After the war in 1868, James was elected general superintendent and missionary agent by the General Conference of the African Methodist Episcopal Congregation. In 1878 Bishop Wayman appointed James as a missionary preacher for the black churches of Ohio. The continuing unsettled state of southern sympathizers was shown by James' being threatened in Darke County by Regulators, one of the insurgent groups active after the war.

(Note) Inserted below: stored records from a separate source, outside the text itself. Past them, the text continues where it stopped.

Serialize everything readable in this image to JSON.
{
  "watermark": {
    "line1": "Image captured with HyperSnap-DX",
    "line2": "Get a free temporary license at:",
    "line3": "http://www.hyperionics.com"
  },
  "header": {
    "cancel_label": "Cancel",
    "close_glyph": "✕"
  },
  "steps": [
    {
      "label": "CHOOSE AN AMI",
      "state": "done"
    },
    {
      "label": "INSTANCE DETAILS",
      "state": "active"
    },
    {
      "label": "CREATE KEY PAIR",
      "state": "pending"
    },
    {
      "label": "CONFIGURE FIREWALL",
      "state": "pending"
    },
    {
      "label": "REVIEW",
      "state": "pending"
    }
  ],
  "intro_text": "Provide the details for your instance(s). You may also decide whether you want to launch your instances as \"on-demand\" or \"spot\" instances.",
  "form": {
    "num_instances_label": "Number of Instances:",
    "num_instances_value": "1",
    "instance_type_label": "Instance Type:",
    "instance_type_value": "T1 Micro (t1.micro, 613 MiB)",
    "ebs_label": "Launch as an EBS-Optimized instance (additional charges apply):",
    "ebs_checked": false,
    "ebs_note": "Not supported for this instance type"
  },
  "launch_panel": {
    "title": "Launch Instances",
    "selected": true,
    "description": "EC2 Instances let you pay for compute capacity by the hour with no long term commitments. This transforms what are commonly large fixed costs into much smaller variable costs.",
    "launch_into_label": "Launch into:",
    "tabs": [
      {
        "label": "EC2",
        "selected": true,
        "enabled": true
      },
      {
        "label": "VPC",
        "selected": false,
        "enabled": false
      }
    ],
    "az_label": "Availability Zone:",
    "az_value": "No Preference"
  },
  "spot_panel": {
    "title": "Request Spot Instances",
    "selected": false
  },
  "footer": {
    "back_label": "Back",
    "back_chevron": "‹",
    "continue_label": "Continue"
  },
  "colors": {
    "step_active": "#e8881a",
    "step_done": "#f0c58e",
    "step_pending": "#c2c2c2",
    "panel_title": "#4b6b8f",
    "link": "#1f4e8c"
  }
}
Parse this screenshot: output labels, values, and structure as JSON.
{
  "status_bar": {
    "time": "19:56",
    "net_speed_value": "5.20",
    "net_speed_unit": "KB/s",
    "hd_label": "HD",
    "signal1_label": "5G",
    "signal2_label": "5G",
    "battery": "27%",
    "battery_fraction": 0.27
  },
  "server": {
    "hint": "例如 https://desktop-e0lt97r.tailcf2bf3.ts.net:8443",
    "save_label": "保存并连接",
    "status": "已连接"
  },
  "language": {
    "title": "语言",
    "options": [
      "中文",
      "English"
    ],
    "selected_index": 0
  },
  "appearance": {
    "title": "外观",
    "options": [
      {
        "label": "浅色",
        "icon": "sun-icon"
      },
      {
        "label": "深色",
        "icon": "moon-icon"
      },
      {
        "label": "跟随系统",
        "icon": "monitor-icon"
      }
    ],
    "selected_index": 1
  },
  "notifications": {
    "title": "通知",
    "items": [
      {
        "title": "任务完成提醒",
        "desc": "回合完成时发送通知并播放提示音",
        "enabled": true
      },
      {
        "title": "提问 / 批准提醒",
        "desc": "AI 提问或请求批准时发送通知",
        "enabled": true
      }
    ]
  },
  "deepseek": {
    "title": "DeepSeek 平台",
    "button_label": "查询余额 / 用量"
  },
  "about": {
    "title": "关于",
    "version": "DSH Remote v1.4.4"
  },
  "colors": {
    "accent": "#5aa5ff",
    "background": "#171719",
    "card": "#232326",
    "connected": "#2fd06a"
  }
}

===Topeka Relief Association===
In 1880, when the exodus from the South to the West began, James worked with the Topeka Relief Association to help the thousands of black migrants arriving in Kansas, who were known as the Exodusters. A total of 60,000 passed through Topeka. The following year, James worked with others in southern Kansas to organize the Agricultural and Industrial Institute (later merged with Pittsburg State University). Among the other founders was Elizabeth L. Comstock, an English Quaker who also had aided in the relief efforts in Topeka. James became general agent of the school, one of many established in Kansas.

==Marriages and family==
James married his first wife, Mary Ann McEntire, in 1829 in Rochester, New York. In his memoir he wrote: "In 1829 I married in this city a free colored girl, and by her had four children, two of whom are now [i.e., 1887] married and living at the West. My first wife died in 1841.

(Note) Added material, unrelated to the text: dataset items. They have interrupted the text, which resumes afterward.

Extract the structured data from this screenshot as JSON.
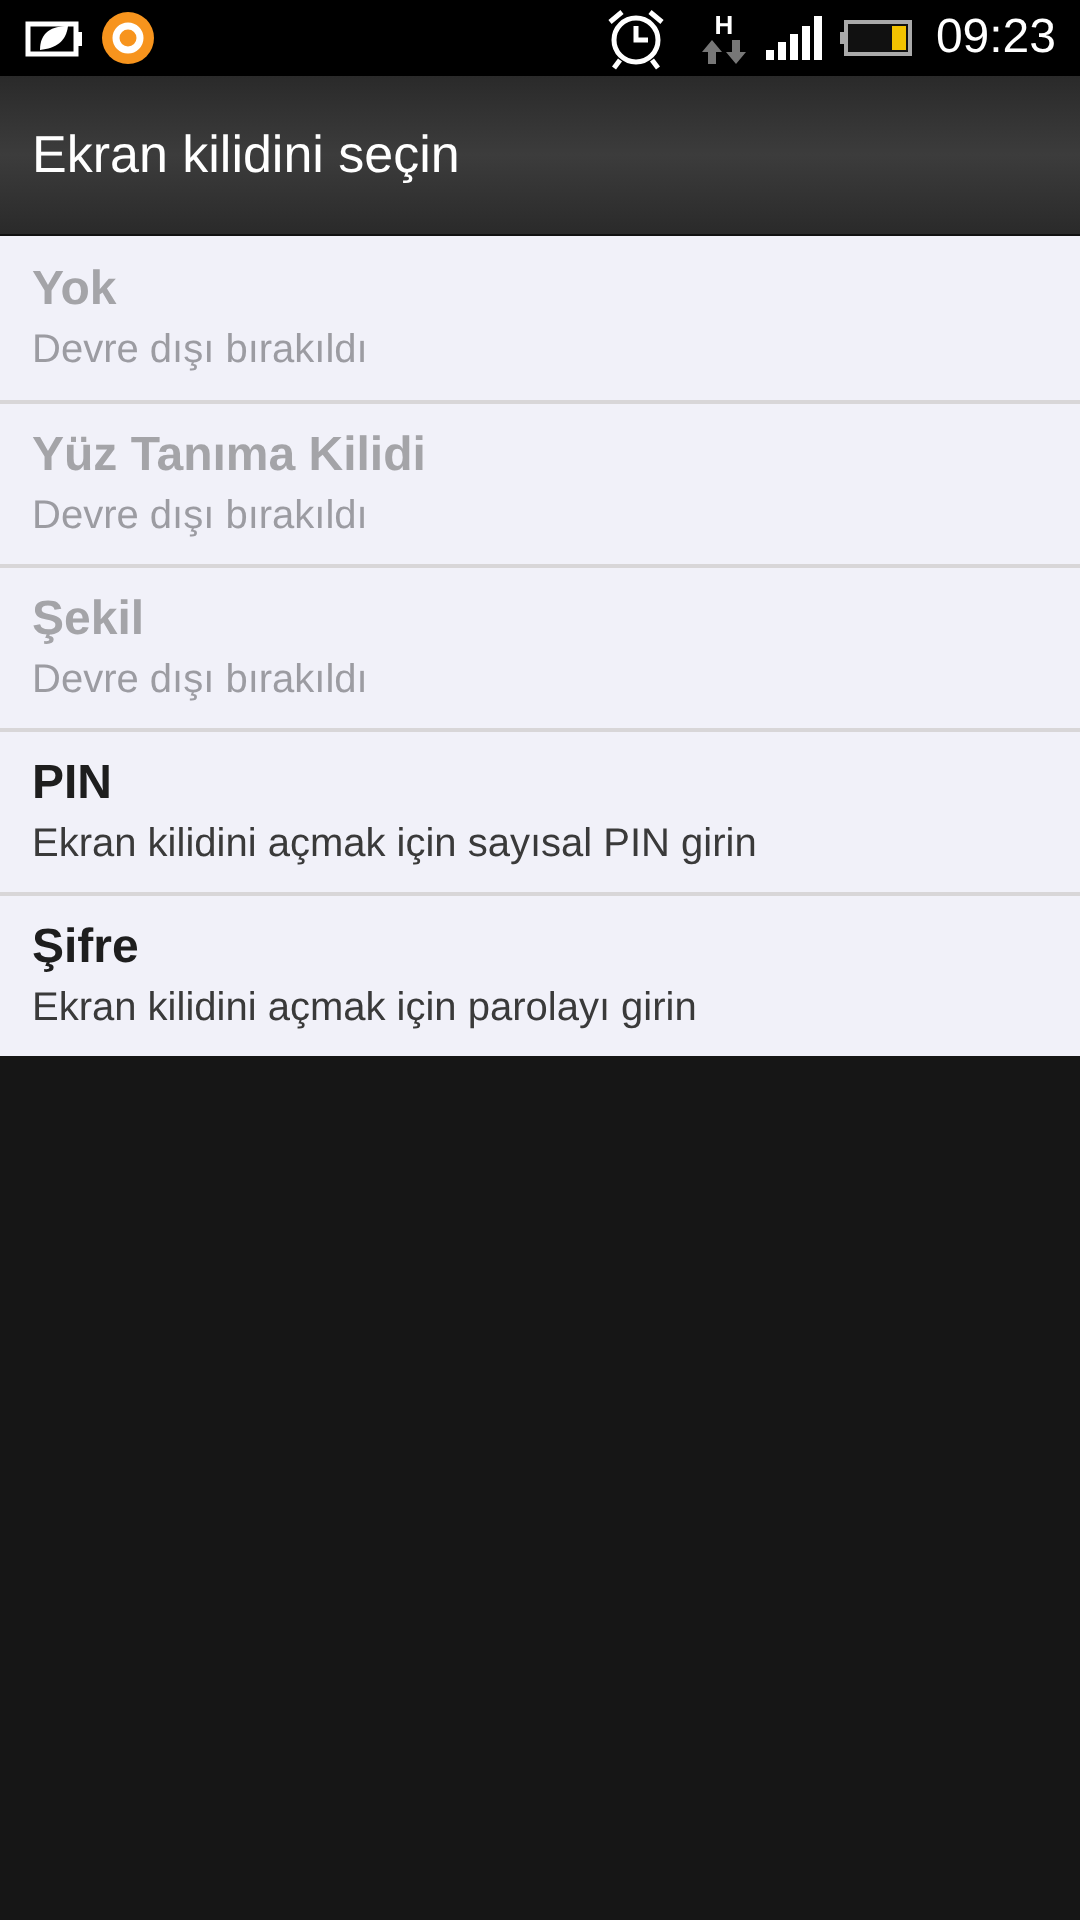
{
  "status_bar": {
    "network": "H",
    "time": "09:23"
  },
  "title": "Ekran kilidini seçin",
  "options": [
    {
      "title": "Yok",
      "summary": "Devre dışı bırakıldı",
      "disabled": true
    },
    {
      "title": "Yüz Tanıma Kilidi",
      "summary": "Devre dışı bırakıldı",
      "disabled": true
    },
    {
      "title": "Şekil",
      "summary": "Devre dışı bırakıldı",
      "disabled": true
    },
    {
      "title": "PIN",
      "summary": "Ekran kilidini açmak için sayısal PIN girin",
      "disabled": false
    },
    {
      "title": "Şifre",
      "summary": "Ekran kilidini açmak için parolayı girin",
      "disabled": false
    }
  ]
}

Two of their children died young and were buried in Rochester. Thomas mentions a daughter Nancy James in his will (written in 1891), She is called Nancy Thompson in his obituary "Rev. Thomas James: Death of the Aged Colored Clergy-Man of This City" in Rochester Union and Advertiser, printed April 18, 1891.

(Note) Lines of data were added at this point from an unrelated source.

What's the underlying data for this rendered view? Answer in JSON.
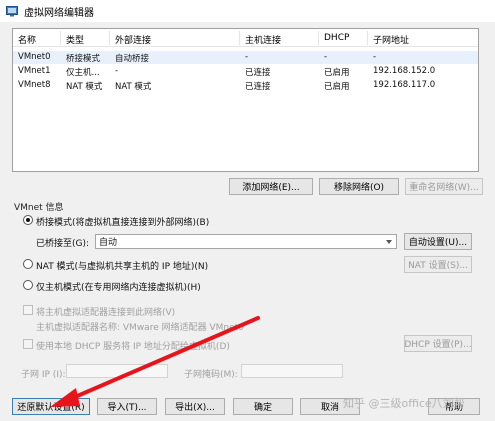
{
  "window": {
    "title": "虚拟网络编辑器"
  },
  "table": {
    "headers": [
      "名称",
      "类型",
      "外部连接",
      "主机连接",
      "DHCP",
      "子网地址"
    ],
    "rows": [
      [
        "VMnet0",
        "桥接模式",
        "自动桥接",
        "-",
        "-",
        "-"
      ],
      [
        "VMnet1",
        "仅主机...",
        "-",
        "已连接",
        "已启用",
        "192.168.152.0"
      ],
      [
        "VMnet8",
        "NAT 模式",
        "NAT 模式",
        "已连接",
        "已启用",
        "192.168.117.0"
      ]
    ]
  },
  "table_buttons": {
    "add": "添加网络(E)...",
    "remove": "移除网络(O)",
    "rename": "重命名网络(W)..."
  },
  "vmnet_info": {
    "label": "VMnet 信息",
    "bridge_option": "桥接模式(将虚拟机直接连接到外部网络)(B)",
    "bridged_to_label": "已桥接至(G):",
    "bridged_to_value": "自动",
    "auto_settings": "自动设置(U)...",
    "nat_option": "NAT 模式(与虚拟机共享主机的 IP 地址)(N)",
    "nat_settings": "NAT 设置(S)...",
    "hostonly_option": "仅主机模式(在专用网络内连接虚拟机)(H)",
    "connect_adapter": "将主机虚拟适配器连接到此网络(V)",
    "adapter_name": "主机虚拟适配器名称: VMware 网络适配器 VMnet0",
    "use_dhcp": "使用本地 DHCP 服务将 IP 地址分配给虚拟机(D)",
    "dhcp_settings": "DHCP 设置(P)...",
    "subnet_ip_label": "子网 IP (I):",
    "subnet_mask_label": "子网掩码(M):"
  },
  "footer": {
    "restore": "还原默认设置(R)",
    "import": "导入(T)...",
    "export": "导出(X)...",
    "ok": "确定",
    "cancel": "取消",
    "help": "帮助"
  },
  "watermark": "知乎 @三级office八刘帮",
  "colors": {
    "annotation_arrow": "#e8141b",
    "selected_row": "#e8f1fb"
  }
}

Another daughter (mother unknown) was Eliza James (1845–1896), who went with her father in 1862 to Louisville, Kentucky, and served as a nurse during the Civil War. US Census records show she married Benjamin Thomas in 1867, had nine children, and lived near her father in Rochester.

In 1870, James married again, to Esther A. (née Jones) Hazgood. He wrote: "My wife was a slave, freed by Sherman at the capture of Atlanta and sent north with other colored refugees. I first met her in the state of Pennsylvania." President Abraham Lincoln's Emancipation Proclamation freed all slaves in Confederate territory behind Union lines. US Census records show that Thomas and Esther had two children together: Ida James (1870–1887) and Thomas Edward James (1874–1934), who married Grace Burghardt (a second cousin of W.E.B. DuBois). Esther's daughter Eliza Hazgood James (1866–1886) also lived in their household.

==Later life==
About 1882 James returned to New York state and a parish in Lockport. About 1884, suffering cataracts, James returned with his wife Eliza to Rochester. To raise money, he dictated a short memoir, published in 1886 and titled: "LIFE OF REV. THOMAS JAMES, BY HIMSELF."

==Death==
James died at his home 144 Tremont Street in Rochester on April 18, 1891.